Israel, on the other hand, due to its great strength -- a Nietzschean strength built on decades-worth of that which continually didn't quite kill it -- is expected to go beyond mere fulfillment of its committments. These are known as confidence-building measures, and have succeeded in building great confidence in the Palestinians that they can get pretty much whatever they want out of Israel if they just wait long enough and host enough European diplomats.

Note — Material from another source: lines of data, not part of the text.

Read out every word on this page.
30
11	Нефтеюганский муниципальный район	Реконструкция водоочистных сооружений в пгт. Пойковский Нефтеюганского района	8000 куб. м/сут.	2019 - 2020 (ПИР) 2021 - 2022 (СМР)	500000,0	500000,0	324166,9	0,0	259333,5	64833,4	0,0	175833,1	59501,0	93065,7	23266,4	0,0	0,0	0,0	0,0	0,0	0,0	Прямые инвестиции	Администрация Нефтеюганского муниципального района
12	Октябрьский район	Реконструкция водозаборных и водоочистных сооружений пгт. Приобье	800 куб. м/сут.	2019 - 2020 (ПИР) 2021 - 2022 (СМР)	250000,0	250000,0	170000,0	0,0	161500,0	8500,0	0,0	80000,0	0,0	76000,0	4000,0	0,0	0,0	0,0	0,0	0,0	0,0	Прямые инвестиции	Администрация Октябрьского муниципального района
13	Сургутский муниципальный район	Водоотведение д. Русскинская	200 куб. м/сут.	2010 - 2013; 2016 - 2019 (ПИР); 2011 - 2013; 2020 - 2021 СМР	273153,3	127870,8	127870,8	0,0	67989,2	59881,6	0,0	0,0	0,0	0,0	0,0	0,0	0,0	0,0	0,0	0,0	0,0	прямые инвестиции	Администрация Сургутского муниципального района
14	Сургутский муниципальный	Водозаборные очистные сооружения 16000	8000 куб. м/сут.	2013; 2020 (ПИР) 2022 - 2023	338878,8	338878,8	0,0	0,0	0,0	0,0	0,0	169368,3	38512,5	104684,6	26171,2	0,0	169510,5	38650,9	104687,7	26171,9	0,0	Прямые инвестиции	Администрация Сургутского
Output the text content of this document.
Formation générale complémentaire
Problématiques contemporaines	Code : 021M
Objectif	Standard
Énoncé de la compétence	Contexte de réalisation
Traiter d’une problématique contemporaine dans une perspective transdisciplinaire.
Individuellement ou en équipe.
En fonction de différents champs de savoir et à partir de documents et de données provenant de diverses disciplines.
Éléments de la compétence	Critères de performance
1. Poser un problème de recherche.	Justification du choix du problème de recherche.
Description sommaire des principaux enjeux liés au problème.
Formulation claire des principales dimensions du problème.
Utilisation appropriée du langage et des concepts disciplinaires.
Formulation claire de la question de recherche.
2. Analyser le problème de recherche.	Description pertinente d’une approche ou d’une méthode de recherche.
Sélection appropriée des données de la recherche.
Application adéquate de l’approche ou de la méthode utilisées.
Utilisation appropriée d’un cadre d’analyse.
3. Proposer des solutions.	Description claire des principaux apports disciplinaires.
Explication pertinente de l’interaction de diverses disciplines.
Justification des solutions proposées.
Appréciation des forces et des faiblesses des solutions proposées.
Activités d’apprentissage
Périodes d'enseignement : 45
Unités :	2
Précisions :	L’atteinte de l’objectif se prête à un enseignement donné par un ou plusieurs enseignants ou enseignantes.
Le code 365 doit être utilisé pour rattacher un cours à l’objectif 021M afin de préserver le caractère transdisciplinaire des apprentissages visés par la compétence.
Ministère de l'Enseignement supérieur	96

Another thing I don't get: are the Palestinians really the completely helpless charity cases they frequently make themselves out to be, who couldn't get by without handouts from America, France, Belgium and Somalia? Or are they instead the powerful fighting force they also claim to be, regularly boasting of their plans to destroy a neighboring nation -- the one with the world-respected military and the yarmulkes?
Why is Zionism, a Jewish nationalist movement, globally vilified for being a racist impediment to the achievement of Arab nationalism's central dream: creating a 23rd Arab state with no annoying sovereign Jews nearby?
Lastly, if the world's governments really feel it is so important not to pre-judge negotiations between Israel and the Palestinians (I know, I know, but maybe in another decade or two) why are the world's embassies in Tel Aviv and not in Israel's capital, Jerusalem? Somehow, we are told, doing so would pre-judge the negotiations. What negotiations? I was unaware the world agreed with Palestinian maximalists that all of Jerusalem, as opposed to just the disputed eastern half, was somehow up for negotiation. After all, the western part of Jerusalem (where embassies could be put) has been in Israel's hands since the very beginning, and certainly before the events of 1967 that everyone insists is the part we're supposed to negotiate. Does the world really desire negotiations here in which Israel is pre-conditioned to actually LOSE territory it held before the war -- its capital city -- even after a war that it WON? Because that's what it looks like to me.
But then again, I just don't get it.